Atlasing of Assembly Landscapes using Distance Geometry and Graph Rigidity

We describe a novel geometric methodology for analyzing free-energy and kinetics of assembly driven by short-range pair-potentials in an implicit solvent, and provides illustrations of its unique capabilities. An atlas is a labeled partition of the assembly landscape into a topological roadmap of maximal, contiguous, nearly-equipotential-energy conformational regions or macrostates, together with their neighborhood relationships.

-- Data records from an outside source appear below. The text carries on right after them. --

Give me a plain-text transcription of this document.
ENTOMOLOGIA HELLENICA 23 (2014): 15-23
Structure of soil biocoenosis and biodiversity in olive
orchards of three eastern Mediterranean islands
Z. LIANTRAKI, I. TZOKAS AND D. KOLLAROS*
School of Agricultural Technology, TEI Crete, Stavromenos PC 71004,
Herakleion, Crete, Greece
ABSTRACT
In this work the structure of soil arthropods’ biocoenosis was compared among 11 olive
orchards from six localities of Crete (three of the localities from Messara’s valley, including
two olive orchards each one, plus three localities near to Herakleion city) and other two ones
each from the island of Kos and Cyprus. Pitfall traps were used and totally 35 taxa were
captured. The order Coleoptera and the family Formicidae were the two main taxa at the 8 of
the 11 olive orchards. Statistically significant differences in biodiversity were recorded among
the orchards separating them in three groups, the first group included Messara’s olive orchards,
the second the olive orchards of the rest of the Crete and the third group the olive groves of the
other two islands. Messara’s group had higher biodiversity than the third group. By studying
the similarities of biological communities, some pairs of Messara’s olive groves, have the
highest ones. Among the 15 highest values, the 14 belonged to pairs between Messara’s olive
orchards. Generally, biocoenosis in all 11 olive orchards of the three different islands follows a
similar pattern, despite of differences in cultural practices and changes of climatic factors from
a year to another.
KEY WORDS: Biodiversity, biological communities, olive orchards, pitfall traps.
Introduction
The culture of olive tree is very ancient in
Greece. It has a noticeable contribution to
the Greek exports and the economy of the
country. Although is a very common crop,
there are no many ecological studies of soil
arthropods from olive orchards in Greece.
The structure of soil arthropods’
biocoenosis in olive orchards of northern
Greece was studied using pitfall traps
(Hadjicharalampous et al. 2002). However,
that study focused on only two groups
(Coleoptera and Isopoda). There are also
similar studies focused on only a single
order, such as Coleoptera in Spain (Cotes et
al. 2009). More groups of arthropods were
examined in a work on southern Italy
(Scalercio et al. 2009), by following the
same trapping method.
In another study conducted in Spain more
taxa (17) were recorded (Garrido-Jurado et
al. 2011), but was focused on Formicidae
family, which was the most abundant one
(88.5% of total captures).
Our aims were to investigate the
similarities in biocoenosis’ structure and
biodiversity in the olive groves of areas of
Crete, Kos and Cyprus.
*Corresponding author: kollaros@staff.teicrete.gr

The new methodology decouples the roadmap generation from sampling and produces: (1) a query-able atlas of local potential energy minima, their basin structure, energy barriers, and neighboring basins; (2) paths between a specified pair of basins; and (3) approximations of relative path lengths, basin volumes (configurational entropy), and path probabilities. Results demonstrating the core algorithm's capabilities have been generated by a resource-light, opensource software implementation EASAL. EASAL atlases several hundred thousand macrostates in minutes on a standard laptop. Subsequent path and basin computations each take seconds. The core algorithm's correctness, time complexity, and efficiency-accuracy tradeoffs are formally guaranteed using modern geometric constraint systems. The methodology further links geometric variables of the input assembling units to a type of intuitive topological bar-code of the output atlas, which in turn determine stable assembled structures and kinetics. This succinct input-output relationship facilitates reverse analysis, and control towards design. We use the novel convex Cayley (distance-based) parametrization that is unique to assembly, as opposed to folding. Sampling microstates with macrostate-specific Cayley parameters avoids gradient-descent search used by all prevailing methods. This increases sampling efficiency, significantly reduces the number of repeated and discarded samples.